Contacting an established athlete and an emerging one are different jobs. Famous athletes work through commercial agents who handle negotiations, contracts, content rights, and scheduling: you speak with the agent, the deal goes through formal channels, and the athlete’s involvement in any activation is negotiated case by case. Emerging athletes are often reachable directly through their own social channels, and a respectful approach via LinkedIn or a public Facebook page, with a clear introduction and a real proposal, can open the conversation.

The wider system matters whichever route you take. Pablo described sport as a pyramid with the athlete at the top and every other stakeholder underneath: companies, journalists, agents, federation officials, club presidents. The work runs better when everyone in that pyramid is aligned around the athlete’s success.

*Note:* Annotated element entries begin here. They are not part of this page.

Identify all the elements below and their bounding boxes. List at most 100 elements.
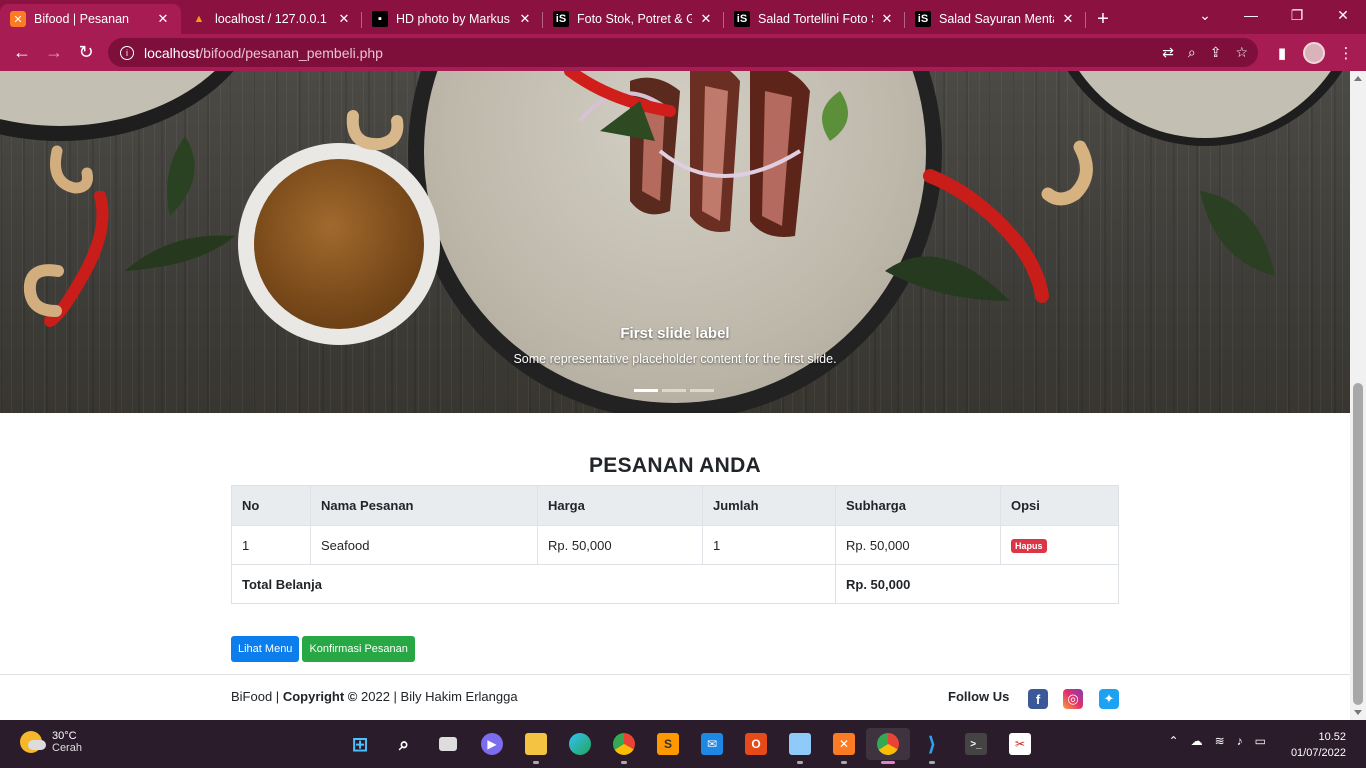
url-path: /bifood/pesanan_pembeli.php <box>199 44 383 61</box>
profile-avatar[interactable] <box>1298 37 1330 69</box>
close-tab-icon[interactable]: ✕ <box>336 11 352 27</box>
close-window-icon[interactable]: ✕ <box>1320 0 1366 30</box>
sublime-button[interactable]: S <box>646 728 690 760</box>
close-tab-icon[interactable]: ✕ <box>879 11 895 27</box>
search-button[interactable]: ⌕ <box>382 728 426 760</box>
instagram-icon[interactable]: ◎ <box>1063 689 1083 709</box>
close-tab-icon[interactable]: ✕ <box>517 11 533 27</box>
onedrive-icon[interactable]: ☁ <box>1191 734 1203 748</box>
close-tab-icon[interactable]: ✕ <box>155 11 171 27</box>
search-icon: ⌕ <box>398 733 410 754</box>
istock-icon: iS <box>915 11 931 27</box>
carousel-indicator-1[interactable] <box>634 389 658 392</box>
translate-icon[interactable]: ⇄ <box>1162 44 1174 61</box>
volume-icon[interactable]: ♪ <box>1237 734 1243 748</box>
site-info-icon[interactable]: i <box>120 45 134 60</box>
tab-phpmyadmin[interactable]: ▲ localhost / 127.0.0.1 | p ✕ <box>181 4 362 34</box>
tab-bifood-pesanan[interactable]: ✕ Bifood | Pesanan ✕ <box>0 4 181 34</box>
page-scrollbar[interactable] <box>1350 71 1366 720</box>
tab-title: Salad Tortellini Foto St <box>758 12 873 26</box>
xampp-button[interactable]: ✕ <box>822 728 866 764</box>
col-header-opsi: Opsi <box>1000 485 1119 526</box>
tab-istock-3[interactable]: iS Salad Sayuran Mentah ✕ <box>905 4 1086 34</box>
istock-icon: iS <box>553 11 569 27</box>
office-button[interactable]: O <box>734 728 778 760</box>
vscode-button[interactable]: ⟩ <box>910 728 954 764</box>
order-actions: Lihat Menu Konfirmasi Pesanan <box>231 636 415 662</box>
carousel-caption-text: Some representative placeholder content … <box>513 352 837 366</box>
follow-us-label: Follow Us <box>948 689 1010 704</box>
side-panel-icon[interactable]: ▮ <box>1266 37 1298 69</box>
carousel-indicator-3[interactable] <box>690 389 714 392</box>
chrome-profile-button[interactable] <box>866 728 910 764</box>
tab-istock-1[interactable]: iS Foto Stok, Potret & Ga ✕ <box>543 4 724 34</box>
back-arrow-icon[interactable]: ← <box>6 37 38 69</box>
twitter-icon[interactable]: ✦ <box>1099 689 1119 709</box>
scrollbar-thumb[interactable] <box>1353 383 1363 705</box>
restore-icon[interactable]: ❐ <box>1274 0 1320 30</box>
photos-icon <box>789 733 811 755</box>
tab-title: HD photo by Markus \ <box>396 12 511 26</box>
bookmark-star-icon[interactable]: ☆ <box>1235 44 1248 61</box>
hapus-button[interactable]: Hapus <box>1011 539 1047 553</box>
mail-button[interactable]: ✉ <box>690 728 734 760</box>
tab-strip: ✕ Bifood | Pesanan ✕ ▲ localhost / 127.0… <box>0 0 1366 34</box>
weather-icon <box>20 731 46 753</box>
weather-widget[interactable]: 30°C Cerah <box>20 730 82 754</box>
address-bar[interactable]: i localhost/bifood/pesanan_pembeli.php ⇄… <box>108 38 1258 67</box>
leaf-image <box>167 136 195 216</box>
url-host: localhost <box>144 44 200 61</box>
tab-title: localhost / 127.0.0.1 | p <box>215 12 330 26</box>
carousel-indicators <box>634 389 714 392</box>
tab-search-icon[interactable]: ⌄ <box>1182 0 1228 30</box>
lihat-menu-button[interactable]: Lihat Menu <box>231 636 300 662</box>
konfirmasi-pesanan-button[interactable]: Konfirmasi Pesanan <box>302 636 415 662</box>
zoom-icon[interactable]: ⌕ <box>1188 44 1196 61</box>
mail-icon: ✉ <box>701 733 723 755</box>
chat-button[interactable]: ▶ <box>470 728 514 760</box>
footer-copyright: BiFood | Copyright © 2022 | Bily Hakim E… <box>231 689 518 704</box>
hero-carousel[interactable]: First slide label Some representative pl… <box>0 71 1350 413</box>
cashew-image <box>50 145 93 194</box>
weather-condition: Cerah <box>52 742 82 754</box>
windows-taskbar: 30°C Cerah ⊞ ⌕ ▶ S ✉ O ✕ ⟩ >_ ✂ ⌃ ☁ ≋ ♪ … <box>0 720 1366 768</box>
tab-istock-2[interactable]: iS Salad Tortellini Foto St ✕ <box>724 4 905 34</box>
clock[interactable]: 10.52 01/07/2022 <box>1291 729 1346 761</box>
minimize-icon[interactable]: — <box>1228 0 1274 30</box>
facebook-icon[interactable]: f <box>1028 689 1048 709</box>
new-tab-button[interactable]: + <box>1086 4 1120 34</box>
chrome-icon <box>877 733 899 755</box>
kebab-menu-icon[interactable]: ⋮ <box>1330 37 1362 69</box>
carousel-indicator-2[interactable] <box>662 389 686 392</box>
leaf-image <box>125 235 235 271</box>
task-view-button[interactable] <box>426 728 470 760</box>
close-tab-icon[interactable]: ✕ <box>1060 11 1076 27</box>
task-view-icon <box>439 737 457 751</box>
col-header-jumlah: Jumlah <box>702 485 836 526</box>
edge-button[interactable] <box>558 728 602 760</box>
scroll-down-icon[interactable] <box>1354 710 1362 715</box>
footer-copyright-label: Copyright © <box>282 689 358 704</box>
battery-icon[interactable]: ▭ <box>1255 734 1266 748</box>
chevron-up-icon[interactable]: ⌃ <box>1169 734 1179 748</box>
footer: BiFood | Copyright © 2022 | Bily Hakim E… <box>0 674 1350 720</box>
col-header-subharga: Subharga <box>835 485 1001 526</box>
tab-unsplash[interactable]: ▪ HD photo by Markus \ ✕ <box>362 4 543 34</box>
scroll-up-icon[interactable] <box>1354 76 1362 81</box>
close-tab-icon[interactable]: ✕ <box>698 11 714 27</box>
cell-nama: Seafood <box>310 525 538 565</box>
snipping-tool-button[interactable]: ✂ <box>998 728 1042 760</box>
file-explorer-button[interactable] <box>514 728 558 764</box>
reload-icon[interactable]: ↻ <box>70 37 102 69</box>
office-icon: O <box>745 733 767 755</box>
photos-button[interactable] <box>778 728 822 764</box>
phpmyadmin-icon: ▲ <box>193 13 205 25</box>
share-icon[interactable]: ⇪ <box>1210 44 1222 61</box>
wifi-icon[interactable]: ≋ <box>1215 734 1225 748</box>
start-button[interactable]: ⊞ <box>338 728 382 760</box>
chrome-button[interactable] <box>602 728 646 764</box>
cashew-image <box>1041 140 1093 206</box>
terminal-button[interactable]: >_ <box>954 728 998 760</box>
forward-arrow-icon[interactable]: → <box>38 37 70 69</box>
table-row: 1 Seafood Rp. 50,000 1 Rp. 50,000 Hapus <box>231 525 1119 565</box>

What carries across scales

These principles apply at every level: brand fit, activation, long-term commitment, and treating the athlete as a partner.

A lighter version of these ideas appeared in Mercado Negro’s AdNews issue 60 (November 2017), where I wrote a column on the first steps in sports marketing for a Peruvian audience.

The audience already brings the passion. Brands must earn association and maintain it long enough for it to stick.